The Washington Post reported that a crowd of about 100 people cheered from behind metal barriers as workmen began dismantling the ‘At Ready’ statue which depicts a Confederate soldier.

Community organiser Don Gathers told the paper: "This is a magnificent moment.

"Much of the racial tension, strife and protest we're seeing across the country emanates from right here in Charlottesville. But now we're moving the needle in a positive way."

Charlottesville was the scene of vicious clashes in August 2017 when white supremacists and neo-Nazis holding a Unite the Right rally faced off with counter-protesters. 

Heather Heyer, one of the counter-protesters, was killed when a white supremacist deliberately crashed his car into a crowd of people. The driver was jailed for life.

The At Ready statue is close to another, of Confederate general Robert E Lee, which was the focus of the 2017 protests. Council members in Albermarle County voted to remove both – and one of another southern general, Thomas “Stonewall” Jackson – although the future of the other two hangs in the balance while a legal bid to save them is considered.

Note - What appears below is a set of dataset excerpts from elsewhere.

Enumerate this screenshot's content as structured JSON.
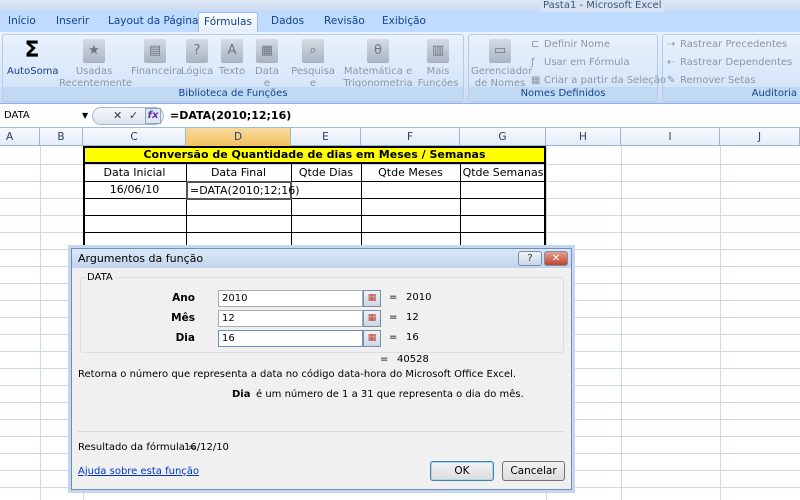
{
  "window": {
    "title": "Pasta1 - Microsoft Excel"
  },
  "tabs": [
    {
      "label": "Início"
    },
    {
      "label": "Inserir"
    },
    {
      "label": "Layout da Página"
    },
    {
      "label": "Fórmulas",
      "active": true
    },
    {
      "label": "Dados"
    },
    {
      "label": "Revisão"
    },
    {
      "label": "Exibição"
    }
  ],
  "ribbon": {
    "biblioteca": {
      "label": "Biblioteca de Funções",
      "buttons": [
        {
          "label": "AutoSoma",
          "icon": "sigma-icon"
        },
        {
          "label": "Usadas Recentemente",
          "icon": "book-star-icon"
        },
        {
          "label": "Financeira",
          "icon": "book-icon"
        },
        {
          "label": "Lógica",
          "icon": "book-question-icon"
        },
        {
          "label": "Texto",
          "icon": "book-a-icon"
        },
        {
          "label": "Data e Hora",
          "icon": "book-calendar-icon"
        },
        {
          "label": "Pesquisa e Referência",
          "icon": "book-magnifier-icon"
        },
        {
          "label": "Matemática e Trigonometria",
          "icon": "book-theta-icon"
        },
        {
          "label": "Mais Funções",
          "icon": "books-icon"
        }
      ]
    },
    "nomes": {
      "label": "Nomes Definidos",
      "gerenciador": "Gerenciador de Nomes",
      "definir": "Definir Nome",
      "usar": "Usar em Fórmula",
      "criar": "Criar a partir da Seleção"
    },
    "auditoria": {
      "label": "Auditoria",
      "precedentes": "Rastrear Precedentes",
      "dependentes": "Rastrear Dependentes",
      "remover": "Remover Setas"
    }
  },
  "formula_bar": {
    "name_box": "DATA",
    "formula": "=DATA(2010;12;16)",
    "fx": "fx"
  },
  "columns": [
    "A",
    "B",
    "C",
    "D",
    "E",
    "F",
    "G",
    "H",
    "I",
    "J"
  ],
  "sheet": {
    "title": "Conversão de Quantidade de dias em Meses / Semanas",
    "headers": [
      "Data Inicial",
      "Data Final",
      "Qtde Dias",
      "Qtde Meses",
      "Qtde Semanas"
    ],
    "row1": [
      "16/06/10",
      "=DATA(2010;12;16)",
      "",
      "",
      ""
    ]
  },
  "dialog": {
    "title": "Argumentos da função",
    "function_name": "DATA",
    "args": [
      {
        "label": "Ano",
        "value": "2010",
        "result": "2010"
      },
      {
        "label": "Mês",
        "value": "12",
        "result": "12"
      },
      {
        "label": "Dia",
        "value": "16",
        "result": "16"
      }
    ],
    "total_result": "40528",
    "description": "Retorna o número que representa a data no código data-hora do Microsoft Office Excel.",
    "arg_name": "Dia",
    "arg_description": "é um número de 1 a 31 que representa o dia do mês.",
    "result_label": "Resultado da fórmula =",
    "result_value": "16/12/10",
    "help_link": "Ajuda sobre esta função",
    "ok": "OK",
    "cancel": "Cancelar",
    "eq": "="
  }
}
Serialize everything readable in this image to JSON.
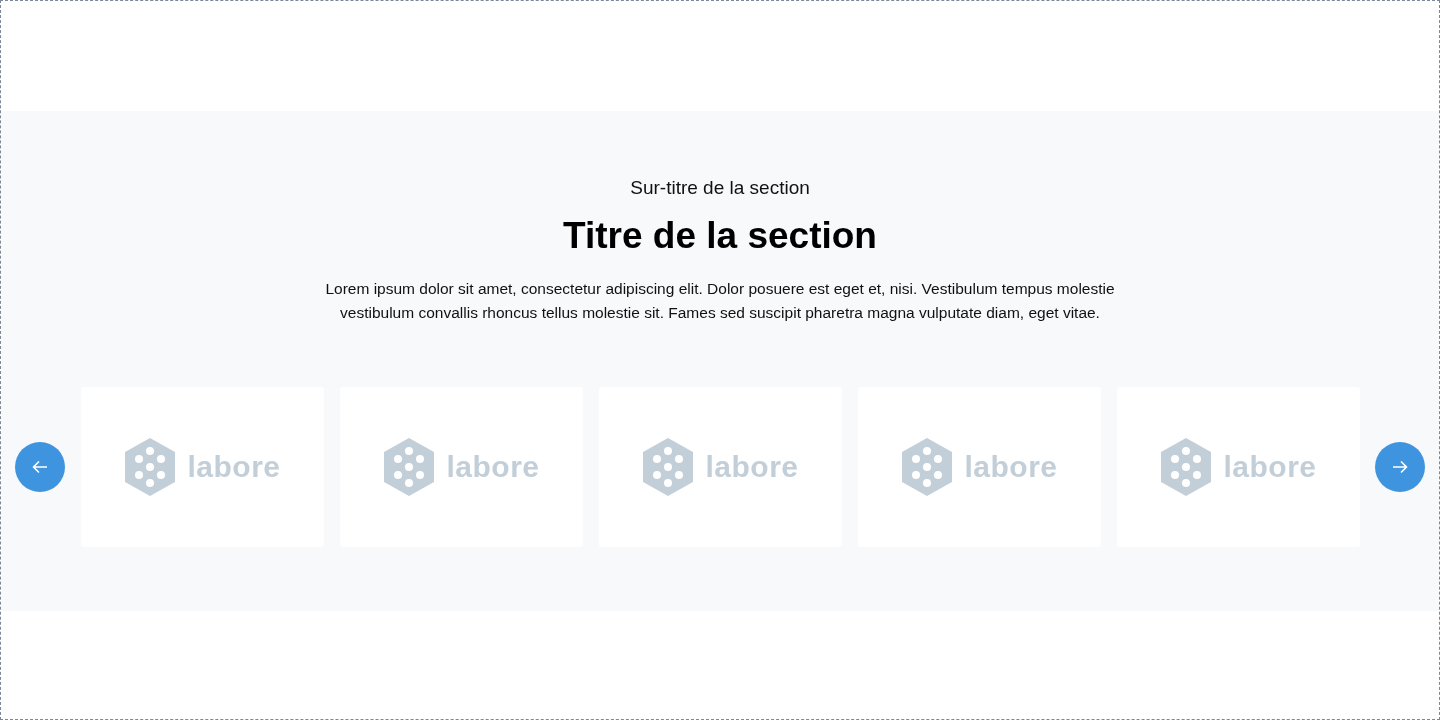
{
  "section": {
    "eyebrow": "Sur-titre de la section",
    "title": "Titre de la section",
    "description": "Lorem ipsum dolor sit amet, consectetur adipiscing elit. Dolor posuere est eget et, nisi. Vestibulum tempus molestie vestibulum convallis rhoncus tellus molestie sit. Fames sed suscipit pharetra magna vulputate diam, eget vitae."
  },
  "carousel": {
    "logos": [
      {
        "name": "labore"
      },
      {
        "name": "labore"
      },
      {
        "name": "labore"
      },
      {
        "name": "labore"
      },
      {
        "name": "labore"
      }
    ]
  }
}
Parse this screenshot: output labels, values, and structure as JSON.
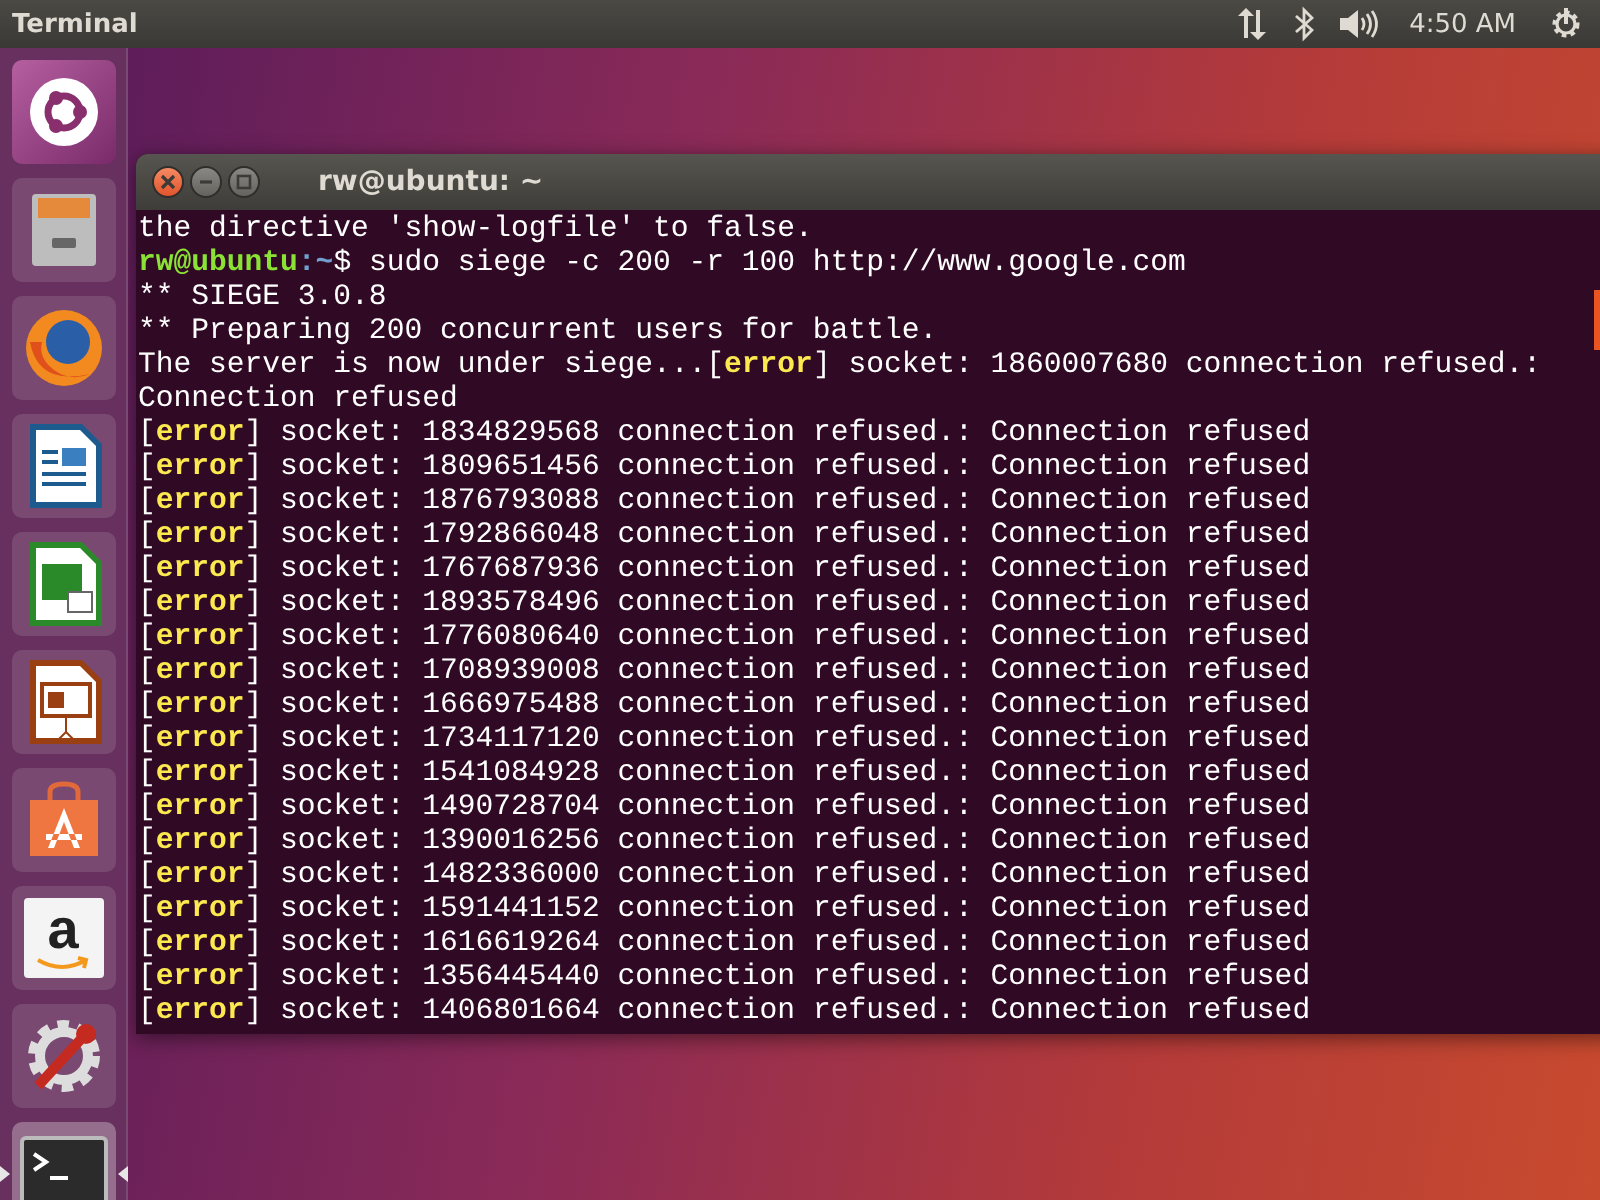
{
  "top_bar": {
    "app_title": "Terminal",
    "clock": "4:50 AM"
  },
  "launcher": [
    {
      "kind": "ubuntu",
      "active": false
    },
    {
      "kind": "files",
      "active": false
    },
    {
      "kind": "firefox",
      "active": false
    },
    {
      "kind": "writer",
      "active": false
    },
    {
      "kind": "calc",
      "active": false
    },
    {
      "kind": "impress",
      "active": false
    },
    {
      "kind": "store",
      "active": false
    },
    {
      "kind": "amazon",
      "active": false,
      "glyph": "a"
    },
    {
      "kind": "settings",
      "active": false
    },
    {
      "kind": "terminal",
      "active": true
    }
  ],
  "window": {
    "title": "rw@ubuntu: ~",
    "lines": [
      {
        "segments": [
          {
            "kind": "plain",
            "text": "the directive 'show-logfile' to false."
          }
        ]
      },
      {
        "segments": [
          {
            "kind": "user",
            "text": "rw@ubuntu"
          },
          {
            "kind": "path",
            "text": ":~"
          },
          {
            "kind": "plain",
            "text": "$ sudo siege -c 200 -r 100 http://www.google.com"
          }
        ]
      },
      {
        "segments": [
          {
            "kind": "plain",
            "text": "** SIEGE 3.0.8"
          }
        ]
      },
      {
        "segments": [
          {
            "kind": "plain",
            "text": "** Preparing 200 concurrent users for battle."
          }
        ]
      },
      {
        "segments": [
          {
            "kind": "plain",
            "text": "The server is now under siege...["
          },
          {
            "kind": "error",
            "text": "error"
          },
          {
            "kind": "plain",
            "text": "] socket: 1860007680 connection refused.:"
          }
        ]
      },
      {
        "segments": [
          {
            "kind": "plain",
            "text": "Connection refused"
          }
        ]
      },
      {
        "segments": [
          {
            "kind": "plain",
            "text": "["
          },
          {
            "kind": "error",
            "text": "error"
          },
          {
            "kind": "plain",
            "text": "] socket: 1834829568 connection refused.: Connection refused"
          }
        ]
      },
      {
        "segments": [
          {
            "kind": "plain",
            "text": "["
          },
          {
            "kind": "error",
            "text": "error"
          },
          {
            "kind": "plain",
            "text": "] socket: 1809651456 connection refused.: Connection refused"
          }
        ]
      },
      {
        "segments": [
          {
            "kind": "plain",
            "text": "["
          },
          {
            "kind": "error",
            "text": "error"
          },
          {
            "kind": "plain",
            "text": "] socket: 1876793088 connection refused.: Connection refused"
          }
        ]
      },
      {
        "segments": [
          {
            "kind": "plain",
            "text": "["
          },
          {
            "kind": "error",
            "text": "error"
          },
          {
            "kind": "plain",
            "text": "] socket: 1792866048 connection refused.: Connection refused"
          }
        ]
      },
      {
        "segments": [
          {
            "kind": "plain",
            "text": "["
          },
          {
            "kind": "error",
            "text": "error"
          },
          {
            "kind": "plain",
            "text": "] socket: 1767687936 connection refused.: Connection refused"
          }
        ]
      },
      {
        "segments": [
          {
            "kind": "plain",
            "text": "["
          },
          {
            "kind": "error",
            "text": "error"
          },
          {
            "kind": "plain",
            "text": "] socket: 1893578496 connection refused.: Connection refused"
          }
        ]
      },
      {
        "segments": [
          {
            "kind": "plain",
            "text": "["
          },
          {
            "kind": "error",
            "text": "error"
          },
          {
            "kind": "plain",
            "text": "] socket: 1776080640 connection refused.: Connection refused"
          }
        ]
      },
      {
        "segments": [
          {
            "kind": "plain",
            "text": "["
          },
          {
            "kind": "error",
            "text": "error"
          },
          {
            "kind": "plain",
            "text": "] socket: 1708939008 connection refused.: Connection refused"
          }
        ]
      },
      {
        "segments": [
          {
            "kind": "plain",
            "text": "["
          },
          {
            "kind": "error",
            "text": "error"
          },
          {
            "kind": "plain",
            "text": "] socket: 1666975488 connection refused.: Connection refused"
          }
        ]
      },
      {
        "segments": [
          {
            "kind": "plain",
            "text": "["
          },
          {
            "kind": "error",
            "text": "error"
          },
          {
            "kind": "plain",
            "text": "] socket: 1734117120 connection refused.: Connection refused"
          }
        ]
      },
      {
        "segments": [
          {
            "kind": "plain",
            "text": "["
          },
          {
            "kind": "error",
            "text": "error"
          },
          {
            "kind": "plain",
            "text": "] socket: 1541084928 connection refused.: Connection refused"
          }
        ]
      },
      {
        "segments": [
          {
            "kind": "plain",
            "text": "["
          },
          {
            "kind": "error",
            "text": "error"
          },
          {
            "kind": "plain",
            "text": "] socket: 1490728704 connection refused.: Connection refused"
          }
        ]
      },
      {
        "segments": [
          {
            "kind": "plain",
            "text": "["
          },
          {
            "kind": "error",
            "text": "error"
          },
          {
            "kind": "plain",
            "text": "] socket: 1390016256 connection refused.: Connection refused"
          }
        ]
      },
      {
        "segments": [
          {
            "kind": "plain",
            "text": "["
          },
          {
            "kind": "error",
            "text": "error"
          },
          {
            "kind": "plain",
            "text": "] socket: 1482336000 connection refused.: Connection refused"
          }
        ]
      },
      {
        "segments": [
          {
            "kind": "plain",
            "text": "["
          },
          {
            "kind": "error",
            "text": "error"
          },
          {
            "kind": "plain",
            "text": "] socket: 1591441152 connection refused.: Connection refused"
          }
        ]
      },
      {
        "segments": [
          {
            "kind": "plain",
            "text": "["
          },
          {
            "kind": "error",
            "text": "error"
          },
          {
            "kind": "plain",
            "text": "] socket: 1616619264 connection refused.: Connection refused"
          }
        ]
      },
      {
        "segments": [
          {
            "kind": "plain",
            "text": "["
          },
          {
            "kind": "error",
            "text": "error"
          },
          {
            "kind": "plain",
            "text": "] socket: 1356445440 connection refused.: Connection refused"
          }
        ]
      },
      {
        "segments": [
          {
            "kind": "plain",
            "text": "["
          },
          {
            "kind": "error",
            "text": "error"
          },
          {
            "kind": "plain",
            "text": "] socket: 1406801664 connection refused.: Connection refused"
          }
        ]
      }
    ]
  }
}
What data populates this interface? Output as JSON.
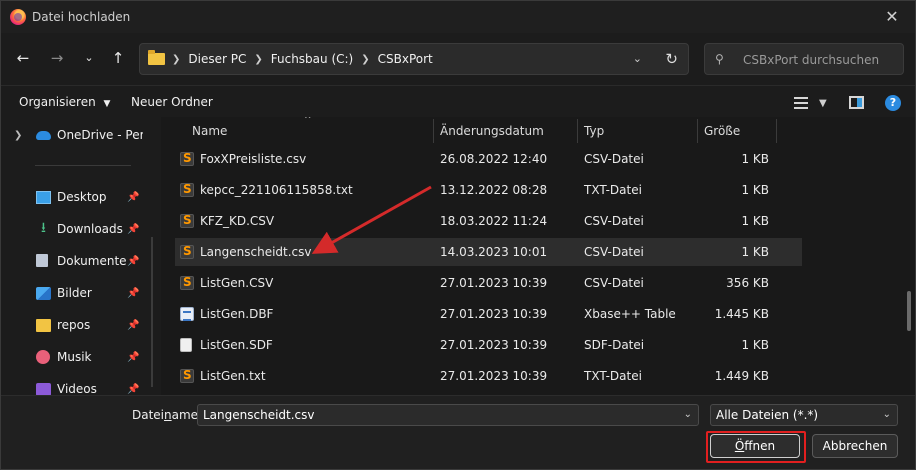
{
  "window": {
    "title": "Datei hochladen"
  },
  "address": {
    "crumbs": [
      "Dieser PC",
      "Fuchsbau (C:)",
      "CSBxPort"
    ]
  },
  "search": {
    "placeholder": "CSBxPort durchsuchen"
  },
  "toolbar": {
    "organize_label": "Organisieren",
    "new_folder_label": "Neuer Ordner"
  },
  "navpane": {
    "items": [
      {
        "label": "OneDrive - Perso",
        "icon": "cloud-icon",
        "pinned": false
      },
      {
        "label": "Desktop",
        "icon": "desktop-icon",
        "pinned": true
      },
      {
        "label": "Downloads",
        "icon": "download-icon",
        "pinned": true
      },
      {
        "label": "Dokumente",
        "icon": "document-icon",
        "pinned": true
      },
      {
        "label": "Bilder",
        "icon": "pictures-icon",
        "pinned": true
      },
      {
        "label": "repos",
        "icon": "folder-icon",
        "pinned": true
      },
      {
        "label": "Musik",
        "icon": "music-icon",
        "pinned": true
      },
      {
        "label": "Videos",
        "icon": "video-icon",
        "pinned": true
      }
    ]
  },
  "filelist": {
    "columns": {
      "name": "Name",
      "date": "Änderungsdatum",
      "type": "Typ",
      "size": "Größe"
    },
    "rows": [
      {
        "name": "FoxXPreisliste.csv",
        "date": "26.08.2022 12:40",
        "type": "CSV-Datei",
        "size": "1 KB",
        "icon": "sublime-file-icon"
      },
      {
        "name": "kepcc_221106115858.txt",
        "date": "13.12.2022 08:28",
        "type": "TXT-Datei",
        "size": "1 KB",
        "icon": "sublime-file-icon"
      },
      {
        "name": "KFZ_KD.CSV",
        "date": "18.03.2022 11:24",
        "type": "CSV-Datei",
        "size": "1 KB",
        "icon": "sublime-file-icon"
      },
      {
        "name": "Langenscheidt.csv",
        "date": "14.03.2023 10:01",
        "type": "CSV-Datei",
        "size": "1 KB",
        "icon": "sublime-file-icon",
        "selected": true
      },
      {
        "name": "ListGen.CSV",
        "date": "27.01.2023 10:39",
        "type": "CSV-Datei",
        "size": "356 KB",
        "icon": "sublime-file-icon"
      },
      {
        "name": "ListGen.DBF",
        "date": "27.01.2023 10:39",
        "type": "Xbase++ Table",
        "size": "1.445 KB",
        "icon": "table-file-icon"
      },
      {
        "name": "ListGen.SDF",
        "date": "27.01.2023 10:39",
        "type": "SDF-Datei",
        "size": "1 KB",
        "icon": "generic-file-icon"
      },
      {
        "name": "ListGen.txt",
        "date": "27.01.2023 10:39",
        "type": "TXT-Datei",
        "size": "1.449 KB",
        "icon": "sublime-file-icon"
      }
    ]
  },
  "bottom": {
    "filename_label_pre": "Datei",
    "filename_label_accel": "n",
    "filename_label_post": "ame:",
    "filename_value": "Langenscheidt.csv",
    "filter_value": "Alle Dateien (*.*)",
    "open_label_accel": "Ö",
    "open_label_rest": "ffnen",
    "cancel_label": "Abbrechen"
  },
  "colors": {
    "accent_blue": "#2b8be0",
    "highlight_red": "#e21f1f",
    "sublime_orange": "#ff9800"
  }
}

Donald Trump, who has been an outspoken supporter of protecting the Confederate legacy in statues and the names of US military bases, controversially suggested after the 2017 clashes that there were “very fine people” on both sides.

His comments sparked a storm of outrage, with Joe Biden – later to become his Democratic challenger in this year’s election – saying: “With those words, the president of the United States assigned a moral equivalence between those spreading hate and those with the courage to stand against it.”

However, Mr Trump insisted he was only referring to those people trying to protect the Robert E Lee statue, and not the white supremacists who marched through the town chanting “Jews will not replace us” and other neo-Nazi slogans.